Initially the family had planned to use all of the profit from the sale to chip away at the mounting debts they had saddled the club with when they took over back in 2005, but when the documents detailing the proposed sale became public yesterday it appeared they had reneged on this and instead will pocket half of all monies raised.
The sale of the 10.2% of the club was meant to raise $333m, a fee that would go some way to decreasing the club’s huge debt of $664m (as of March 31st) instead just $121m will be used to bring the club out of arrears, just taking the debt from $664m to $543m.
As stated previously, the reaction to this news is surprising to me, not because I think what they have done is acceptable, but more so because their reprehensible actions should no longer shock us.
I’ve come to learn that fans of other teams incorrectly assume that we as United fans have only recently began to oppose The Glazers and their ownership of the club. Whilst the opposition has become more vocal in recent years, a large number of fans were against the takeover from the start and during their tenure as owners of the club we have seen why.
Mounting debts as well using the club as their own personal piggybank, their 7 years in charge has not made for easy viewing, at least not off field.
There are a number of transgressions that we could point to, to show how the Glazers have mismanaged one of football’s biggest and greatest institutions. For example it must have been a very merry Christmas in Casa De Glazer (I’m well aware they are Jewish) back in December 2008 when each off Malcolm’s 6 children ‘borrowed’ £1.66m. Or what about all the ‘management and administration fees’ paid to companies affiliated to The Glazers that total in the millions?
The Glazers have continually resisted offers to sell the club and it leads me to believe that this is one of the primary reasons, Manchester United have become a personal piggy bank to them and they would be crazy to relinquish this position of power considering United’s financial pull. But with the club so deep in the red they find themselves in their current position, having to auction off bits of the club in order to manage the rising debts.

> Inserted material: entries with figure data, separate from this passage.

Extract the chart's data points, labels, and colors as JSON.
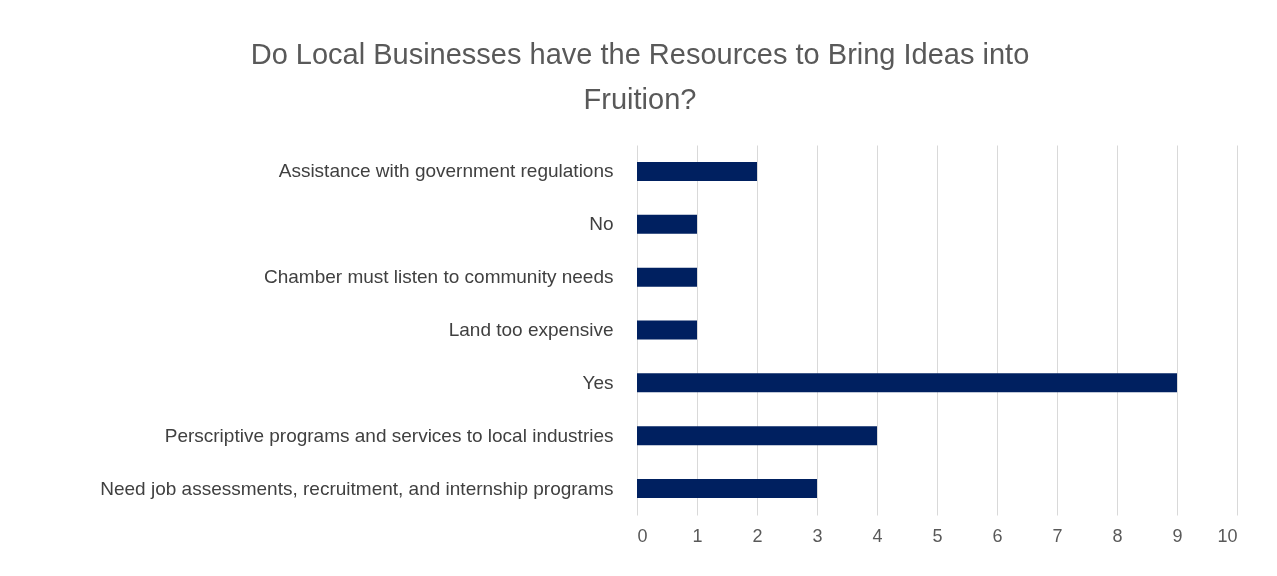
{
  "chart_data": {
    "type": "bar",
    "orientation": "horizontal",
    "title": "Do Local Businesses have the Resources to Bring Ideas into Fruition?",
    "categories": [
      "Assistance with government regulations",
      "No",
      "Chamber must listen to community needs",
      "Land too expensive",
      "Yes",
      "Perscriptive programs and services to local industries",
      "Need job assessments, recruitment, and internship programs"
    ],
    "values": [
      2,
      1,
      1,
      1,
      9,
      4,
      3
    ],
    "color": "#002060",
    "xlim": [
      0,
      10
    ],
    "xticks": [
      0,
      1,
      2,
      3,
      4,
      5,
      6,
      7,
      8,
      9,
      10
    ],
    "grid": "x"
  }
}
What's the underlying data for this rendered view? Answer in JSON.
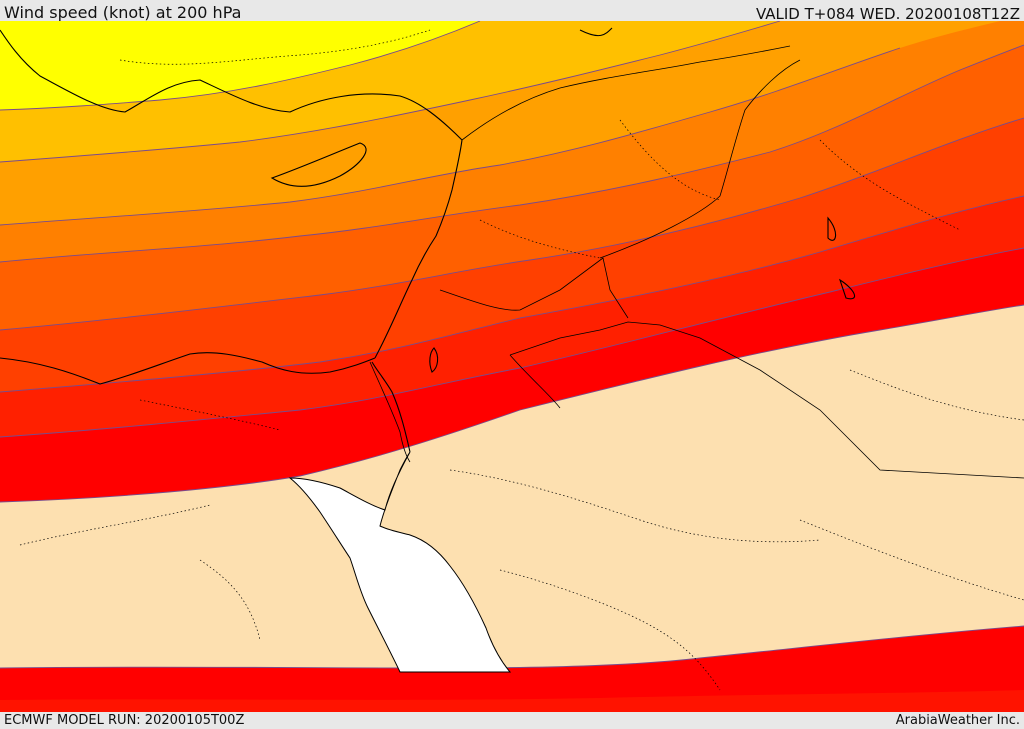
{
  "header": {
    "title": "Wind speed (knot) at 200 hPa",
    "valid": "VALID T+084 WED. 20200108T12Z"
  },
  "footer": {
    "model_run": "ECMWF MODEL RUN: 20200105T00Z",
    "credit": "ArabiaWeather Inc."
  },
  "palette": {
    "land_calm": "#fde0b0",
    "sea": "#ffffff",
    "band_yellow": "#ffff00",
    "band_gold": "#ffc000",
    "band_amber": "#ffa000",
    "band_orange": "#ff8000",
    "band_dark_orange": "#ff6000",
    "band_red_orange": "#ff4000",
    "band_scarlet": "#ff2000",
    "band_red": "#ff0000",
    "contour": "#7a4b8c",
    "coast": "#000000"
  }
}
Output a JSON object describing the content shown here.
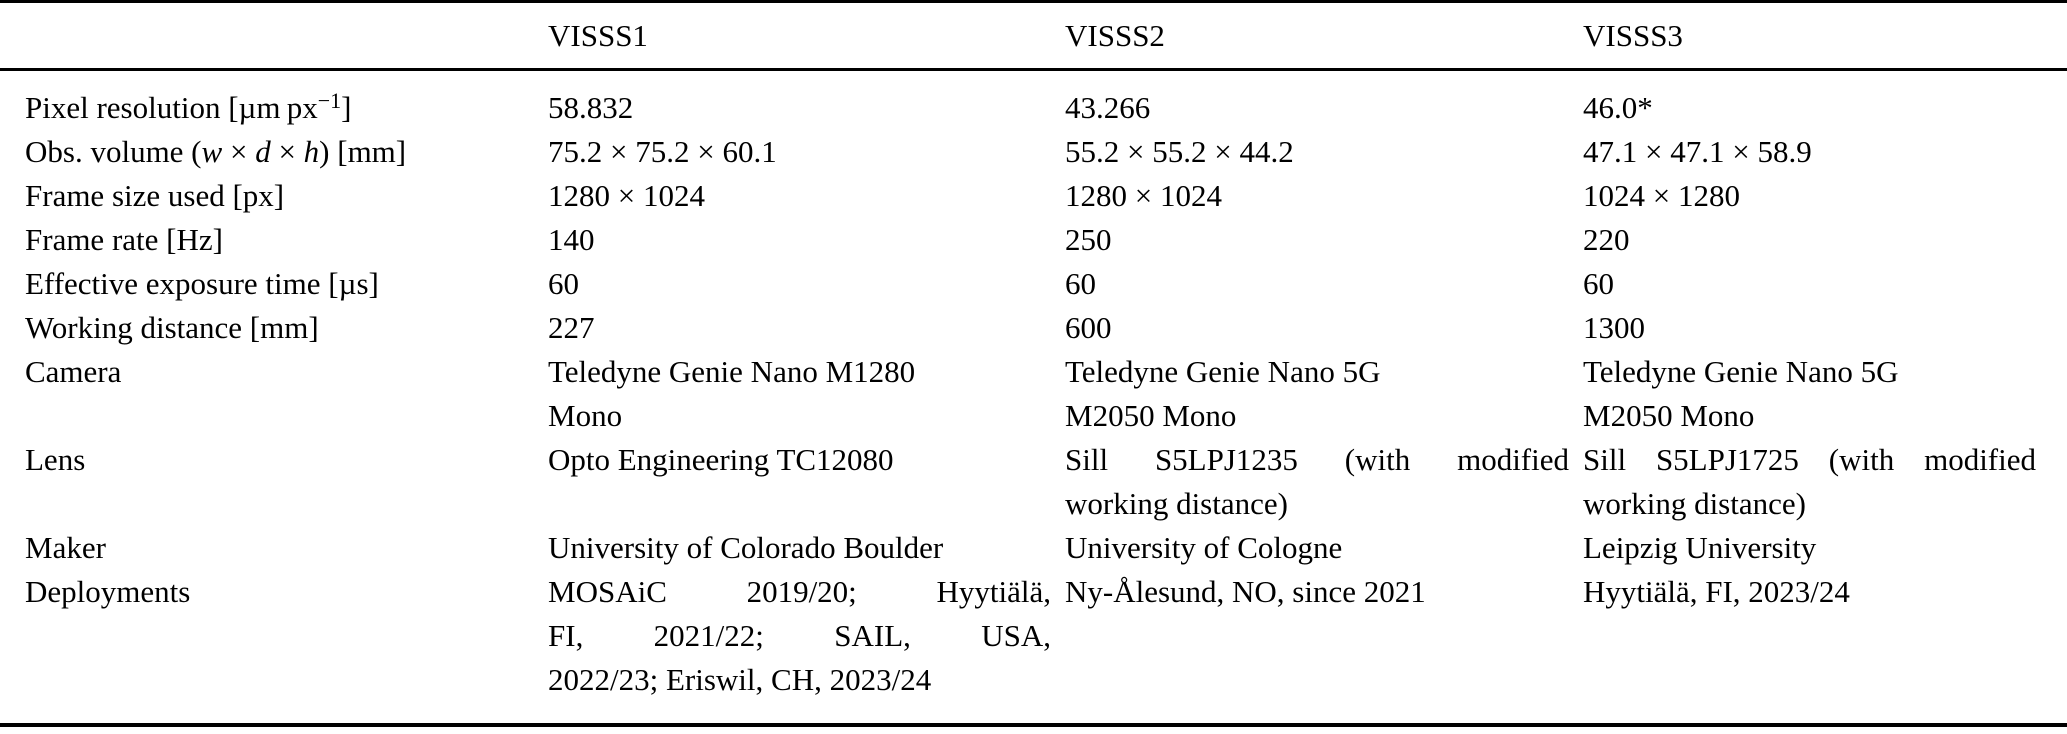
{
  "table": {
    "columns": [
      "",
      "VISSS1",
      "VISSS2",
      "VISSS3"
    ],
    "rows": [
      {
        "key": "pixel-resolution",
        "label": "Pixel resolution [µm px<sup>−1</sup>]",
        "cells": [
          {
            "lines": [
              "58.832"
            ]
          },
          {
            "lines": [
              "43.266"
            ]
          },
          {
            "lines": [
              "46.0*"
            ]
          }
        ]
      },
      {
        "key": "obs-volume",
        "label": "Obs. volume (<i>w</i> × <i>d</i> × <i>h</i>) [mm]",
        "cells": [
          {
            "lines": [
              "75.2 × 75.2 × 60.1"
            ]
          },
          {
            "lines": [
              "55.2 × 55.2 × 44.2"
            ]
          },
          {
            "lines": [
              "47.1 × 47.1 × 58.9"
            ]
          }
        ]
      },
      {
        "key": "frame-size",
        "label": "Frame size used [px]",
        "cells": [
          {
            "lines": [
              "1280 × 1024"
            ]
          },
          {
            "lines": [
              "1280 × 1024"
            ]
          },
          {
            "lines": [
              "1024 × 1280"
            ]
          }
        ]
      },
      {
        "key": "frame-rate",
        "label": "Frame rate [Hz]",
        "cells": [
          {
            "lines": [
              "140"
            ]
          },
          {
            "lines": [
              "250"
            ]
          },
          {
            "lines": [
              "220"
            ]
          }
        ]
      },
      {
        "key": "exposure-time",
        "label": "Effective exposure time [µs]",
        "cells": [
          {
            "lines": [
              "60"
            ]
          },
          {
            "lines": [
              "60"
            ]
          },
          {
            "lines": [
              "60"
            ]
          }
        ]
      },
      {
        "key": "working-distance",
        "label": "Working distance [mm]",
        "cells": [
          {
            "lines": [
              "227"
            ]
          },
          {
            "lines": [
              "600"
            ]
          },
          {
            "lines": [
              "1300"
            ]
          }
        ]
      },
      {
        "key": "camera",
        "label": "Camera",
        "cells": [
          {
            "lines": [
              "Teledyne Genie Nano M1280",
              "Mono"
            ]
          },
          {
            "lines": [
              "Teledyne Genie Nano 5G",
              "M2050 Mono"
            ]
          },
          {
            "lines": [
              "Teledyne Genie Nano 5G",
              "M2050 Mono"
            ]
          }
        ]
      },
      {
        "key": "lens",
        "label": "Lens",
        "cells": [
          {
            "lines": [
              "Opto Engineering TC12080"
            ]
          },
          {
            "lines": [
              "Sill S5LPJ1235 (with modified",
              "working distance)"
            ],
            "justify": true
          },
          {
            "lines": [
              "Sill S5LPJ1725 (with modified",
              "working distance)"
            ],
            "justify": true
          }
        ]
      },
      {
        "key": "maker",
        "label": "Maker",
        "cells": [
          {
            "lines": [
              "University of Colorado Boulder"
            ]
          },
          {
            "lines": [
              "University of Cologne"
            ]
          },
          {
            "lines": [
              "Leipzig University"
            ]
          }
        ]
      },
      {
        "key": "deployments",
        "label": "Deployments",
        "cells": [
          {
            "lines": [
              "MOSAiC 2019/20; Hyytiälä,",
              "FI, 2021/22; SAIL, USA,",
              "2022/23; Eriswil, CH, 2023/24"
            ],
            "justify": true
          },
          {
            "lines": [
              "Ny-Ålesund, NO, since 2021"
            ]
          },
          {
            "lines": [
              "Hyytiälä, FI, 2023/24"
            ]
          }
        ]
      }
    ]
  }
}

United’s first trophyless season since 2005 hasn’t helped matters, crashing out of the Champions League at the group stage was an embarrassing failure and proved costly financially. Missing out on the league too will have hurt the books. And whilst the records will show it was purely by way of goal difference, the financial freedom of our parvenu neighbours Man City undoubtedly had a say in where the title ended up.
Whilst things have been bleak off field, on field it is a different story and this is where Sir Alex Ferguson’s legacy will be enhanced.
It is continually said he succeeds in spite of The Glazer’s ownership, and you have to agree considering what is being spent around us. The titles, European Cup and European Cup final appearances since 2005 will all stand Sir Alex in favourable stead when this period of his United career comes under scrutiny.
For some he has been harming his legacy with comments in support of the owner. The backlash has been ugly but I’m sure he knows that he could have been even more successful without them at the helm. It is idealistic to expect him to speak out against the owners now, but when he retires I, like many, look forward to what he has to say.
Back at the start of July when The Glazers finally came clean and admitted that their running of the club ‘could adversely affect our financial health and competitive position’, Ian Ladyman summed up the thoughts of most fans perfectly when he wrote in The Daily Mail*:
“Theirs, after all, is a football club that used to be totally self-financing, a club that turns over the type of money every one of their domestic rivals can only dream of, a club that has been listed by Forbes as the world’s richest for eight successive years.
“Yet this is also a club that – if and when the debt is cleared – will have lost more than £1billion to the Glazers’ highly leveraged take-over of 2005.
“It’s rather frightening to think where United might be now had even a fraction of that money been spent on Ferguson’s team.”
Ridiculous money has been spent on paying the debt, money that could have been used on improving the team. Whilst I wouldn’t expect us to run wild and spend money like it’s going out of fashion, that’s never been our style, I’d prefer if Sir Alex didn’t have to continually repeat the refrain of there being ‘no value in the transfer market’, because although this may partly be the case, it only tells half of the story. The Glazers’ mismanagement inevitably means we will struggle to compete financially and this is just as much of a problem.
It is a noble stance to take and I am happy we refuse to be held to ransom (£6m in agent fees to sign Eden Hazard is madness), but unfortunately it is currently the climate in the game and we have to face the sad reality that either we adapt to this or we get left behind.
This won’t happen immediately, Sir Alex is too good a manager to allow it, but the future looks bleak under The Glazers. It appears the noise of our neighbours Man City isn’t just going to die down, I don’t think anyone believed it would, and with their financial freedom, despite the Sheikh trying to rein spending in, and our perilous financial position, the thought of Sir Alex retiring in the coming years become a much more worrying prospect. Not every manager will be able to negotiate the minefield he has with the same success.
Despite the whole sum not going to paying off the debt burdening the club, the sale of shares will go some way to lowering it and we remain an attractive entity as seen by the deal we signed yesterday with new shirt sponsors Chevrolet, but this situation is becoming untenable. Imagine what will happen if success continues to elude us?
You just wonder at what point ,and in what state will the club be when The Glazers finally decide to call it a day and leave town?